Bicycles. That’s what’s missing. Remember Gin And Juice? At that time Snoop was rolling through the hood – not in a lowrider or a lexus, nor in a benzo or beamer – but on a bicycle. That was when hiphop was goooood.
There’s no future in cars. That should be obvious even to these rappers.
(Snoop still got it… more or less.)
Fella (from Trick Daddy’s Dunk Ryders) has read the writing on the walls and taken notes. He’s cruising his neighborhood on a classic, laidback model in his video for Thats All I Need.
Besides bikes, he has understood another very important thing about music today. As he says in his song, “I love my hood, and my hood loves me”. An artist aint shit without the community.
The phase we’re living in now, or rather a tendency that is gaining importance, has (atleast here in Sweden) been described as postdigital. Basically, that means that with the abundance of music we have now, with everybody walking around with the entire recorded history of music in a chip under their toe-nail, what’s live and what’s local is getting more and more important.

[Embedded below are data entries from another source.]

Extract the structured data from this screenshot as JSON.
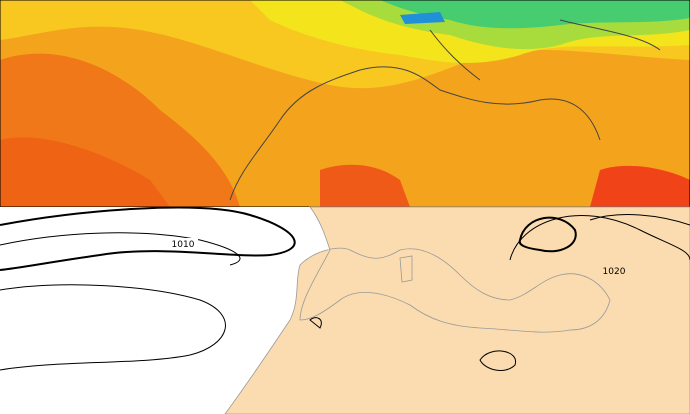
{
  "isobar_labels": [
    "1010",
    "1020"
  ]
}
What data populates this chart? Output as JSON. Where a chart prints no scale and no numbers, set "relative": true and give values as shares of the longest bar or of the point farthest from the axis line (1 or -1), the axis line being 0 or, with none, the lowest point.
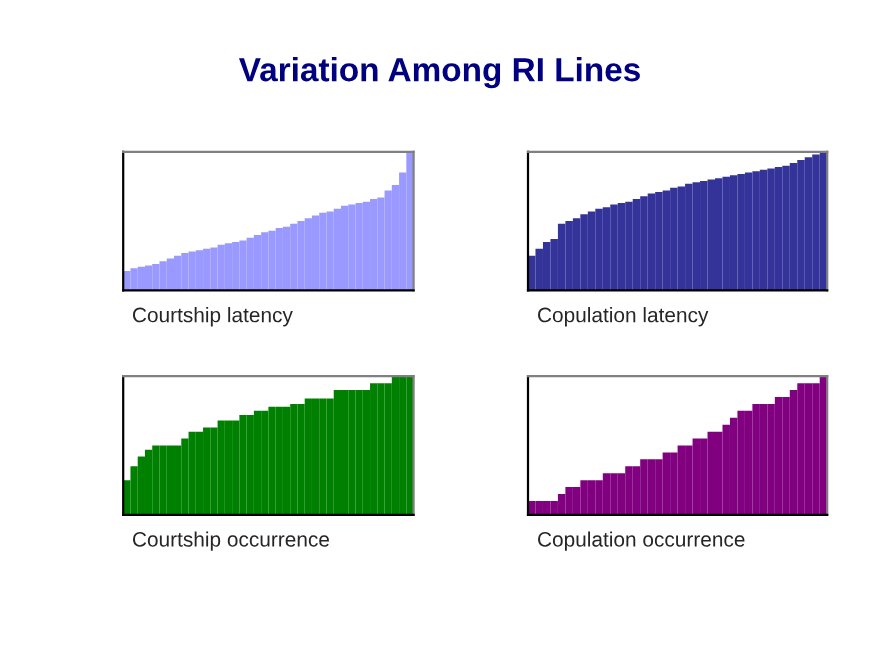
{
  "chart_data": [
    {
      "type": "bar",
      "title": "Variation Among RI Lines",
      "xlabel": "Courtship latency",
      "relative": true,
      "color": "#9999ff",
      "categories": [
        null,
        null,
        null,
        null,
        null,
        null,
        null,
        null,
        null,
        null,
        null,
        null,
        null,
        null,
        null,
        null,
        null,
        null,
        null,
        null,
        null,
        null,
        null,
        null,
        null,
        null,
        null,
        null,
        null,
        null,
        null,
        null,
        null,
        null,
        null,
        null,
        null,
        null,
        null,
        null
      ],
      "values": [
        0.14,
        0.16,
        0.17,
        0.18,
        0.19,
        0.21,
        0.23,
        0.25,
        0.27,
        0.28,
        0.29,
        0.3,
        0.31,
        0.33,
        0.34,
        0.35,
        0.36,
        0.38,
        0.4,
        0.42,
        0.43,
        0.45,
        0.46,
        0.48,
        0.5,
        0.52,
        0.54,
        0.56,
        0.57,
        0.59,
        0.61,
        0.62,
        0.63,
        0.64,
        0.66,
        0.67,
        0.72,
        0.76,
        0.85,
        1.0
      ]
    },
    {
      "type": "bar",
      "xlabel": "Copulation latency",
      "relative": true,
      "color": "#333399",
      "categories": [
        null,
        null,
        null,
        null,
        null,
        null,
        null,
        null,
        null,
        null,
        null,
        null,
        null,
        null,
        null,
        null,
        null,
        null,
        null,
        null,
        null,
        null,
        null,
        null,
        null,
        null,
        null,
        null,
        null,
        null,
        null,
        null,
        null,
        null,
        null,
        null,
        null,
        null,
        null,
        null
      ],
      "values": [
        0.25,
        0.3,
        0.35,
        0.37,
        0.48,
        0.5,
        0.52,
        0.55,
        0.57,
        0.59,
        0.6,
        0.62,
        0.63,
        0.64,
        0.66,
        0.68,
        0.7,
        0.71,
        0.72,
        0.74,
        0.75,
        0.77,
        0.78,
        0.79,
        0.8,
        0.81,
        0.82,
        0.83,
        0.84,
        0.85,
        0.86,
        0.87,
        0.88,
        0.89,
        0.9,
        0.92,
        0.94,
        0.96,
        0.98,
        1.0
      ]
    },
    {
      "type": "bar",
      "xlabel": "Courtship occurrence",
      "relative": true,
      "color": "#008000",
      "categories": [
        null,
        null,
        null,
        null,
        null,
        null,
        null,
        null,
        null,
        null,
        null,
        null,
        null,
        null,
        null,
        null,
        null,
        null,
        null,
        null,
        null,
        null,
        null,
        null,
        null,
        null,
        null,
        null,
        null,
        null,
        null,
        null,
        null,
        null,
        null,
        null,
        null,
        null,
        null,
        null
      ],
      "values": [
        0.25,
        0.35,
        0.42,
        0.47,
        0.5,
        0.5,
        0.5,
        0.5,
        0.55,
        0.6,
        0.6,
        0.63,
        0.63,
        0.68,
        0.68,
        0.68,
        0.72,
        0.72,
        0.75,
        0.75,
        0.78,
        0.78,
        0.78,
        0.8,
        0.8,
        0.84,
        0.84,
        0.84,
        0.84,
        0.9,
        0.9,
        0.9,
        0.9,
        0.9,
        0.95,
        0.95,
        0.95,
        1.0,
        1.0,
        1.0
      ]
    },
    {
      "type": "bar",
      "xlabel": "Copulation occurrence",
      "relative": true,
      "color": "#800080",
      "categories": [
        null,
        null,
        null,
        null,
        null,
        null,
        null,
        null,
        null,
        null,
        null,
        null,
        null,
        null,
        null,
        null,
        null,
        null,
        null,
        null,
        null,
        null,
        null,
        null,
        null,
        null,
        null,
        null,
        null,
        null,
        null,
        null,
        null,
        null,
        null,
        null,
        null,
        null,
        null,
        null
      ],
      "values": [
        0.1,
        0.1,
        0.1,
        0.1,
        0.15,
        0.2,
        0.2,
        0.25,
        0.25,
        0.25,
        0.3,
        0.3,
        0.3,
        0.35,
        0.35,
        0.4,
        0.4,
        0.4,
        0.45,
        0.45,
        0.5,
        0.5,
        0.55,
        0.55,
        0.6,
        0.6,
        0.65,
        0.7,
        0.75,
        0.75,
        0.8,
        0.8,
        0.8,
        0.85,
        0.85,
        0.9,
        0.95,
        0.95,
        0.95,
        1.0
      ]
    }
  ]
}
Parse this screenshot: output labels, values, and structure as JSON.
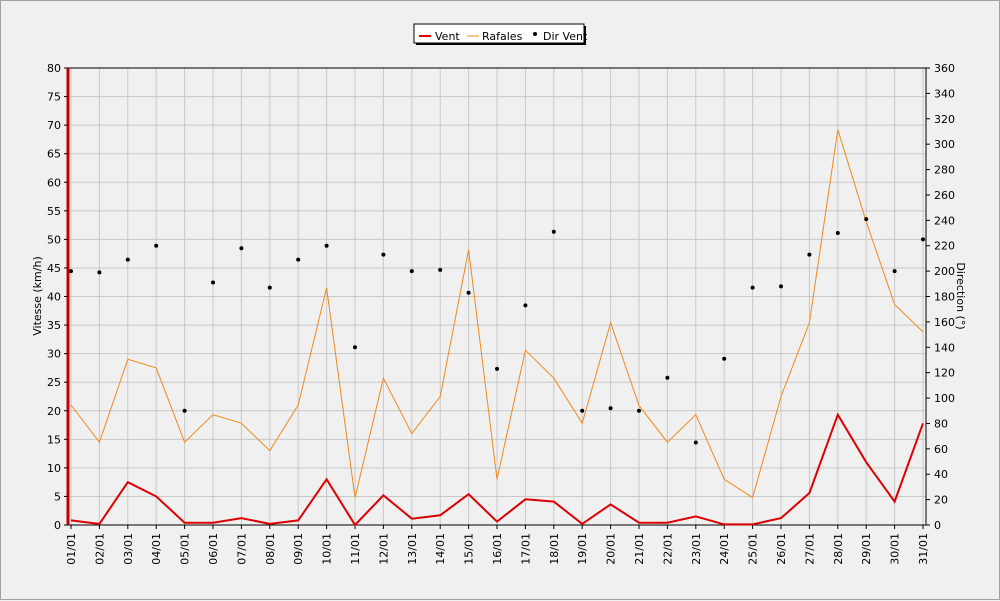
{
  "chart_data": {
    "type": "line",
    "legend": {
      "placement": "top-center",
      "entries": [
        "Vent",
        "Rafales",
        "Dir Vent"
      ]
    },
    "grid": true,
    "xlabel": "",
    "ylabel_left": "Vitesse (km/h)",
    "ylabel_right": "Direction (°)",
    "ylim_left": [
      0,
      80
    ],
    "ylim_right": [
      0,
      360
    ],
    "yticks_left": [
      0,
      5,
      10,
      15,
      20,
      25,
      30,
      35,
      40,
      45,
      50,
      55,
      60,
      65,
      70,
      75,
      80
    ],
    "yticks_right": [
      0,
      20,
      40,
      60,
      80,
      100,
      120,
      140,
      160,
      180,
      200,
      220,
      240,
      260,
      280,
      300,
      320,
      340,
      360
    ],
    "categories": [
      "01/01",
      "02/01",
      "03/01",
      "04/01",
      "05/01",
      "06/01",
      "07/01",
      "08/01",
      "09/01",
      "10/01",
      "11/01",
      "12/01",
      "13/01",
      "14/01",
      "15/01",
      "16/01",
      "17/01",
      "18/01",
      "19/01",
      "20/01",
      "21/01",
      "22/01",
      "23/01",
      "24/01",
      "25/01",
      "26/01",
      "27/01",
      "28/01",
      "29/01",
      "30/01",
      "31/01"
    ],
    "series": [
      {
        "name": "Vent",
        "kind": "line",
        "axis": "left",
        "color": "#dd0000",
        "values": [
          0.8,
          0.2,
          7.5,
          5.0,
          0.4,
          0.4,
          1.2,
          0.2,
          0.8,
          8.0,
          0.0,
          5.2,
          1.1,
          1.7,
          5.4,
          0.6,
          4.5,
          4.1,
          0.2,
          3.6,
          0.4,
          0.4,
          1.5,
          0.1,
          0.1,
          1.2,
          5.6,
          19.3,
          11.0,
          4.1,
          17.8
        ]
      },
      {
        "name": "Rafales",
        "kind": "line",
        "axis": "left",
        "color": "#f08a1c",
        "values": [
          21.0,
          14.5,
          29.0,
          27.5,
          14.5,
          19.3,
          17.8,
          13.0,
          21.0,
          41.5,
          4.8,
          25.7,
          16.0,
          22.5,
          48.2,
          8.0,
          30.6,
          25.7,
          17.8,
          35.4,
          20.9,
          14.5,
          19.3,
          8.0,
          4.8,
          22.5,
          35.4,
          69.2,
          53.1,
          38.6,
          33.8
        ]
      },
      {
        "name": "Dir Vent",
        "kind": "scatter",
        "axis": "right",
        "color": "#000000",
        "values": [
          200,
          199,
          209,
          220,
          90,
          191,
          218,
          187,
          209,
          220,
          140,
          213,
          200,
          201,
          183,
          123,
          173,
          231,
          90,
          92,
          90,
          116,
          65,
          131,
          187,
          188,
          213,
          230,
          241,
          200,
          225
        ]
      }
    ]
  }
}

Something that ties into the live and the local is what Johan Söderberg says in Allt mitt är ditt; that we live in an authenticity economy. With an overflowing well of culture at your fingertips, people are ready to pay for what they feel is real and genuine. Which, of course, has very much to do with what’s live and local.
It looks like Fella got it all covered. But an artist like Snoop is going to need more than a fly bike to stay relevant.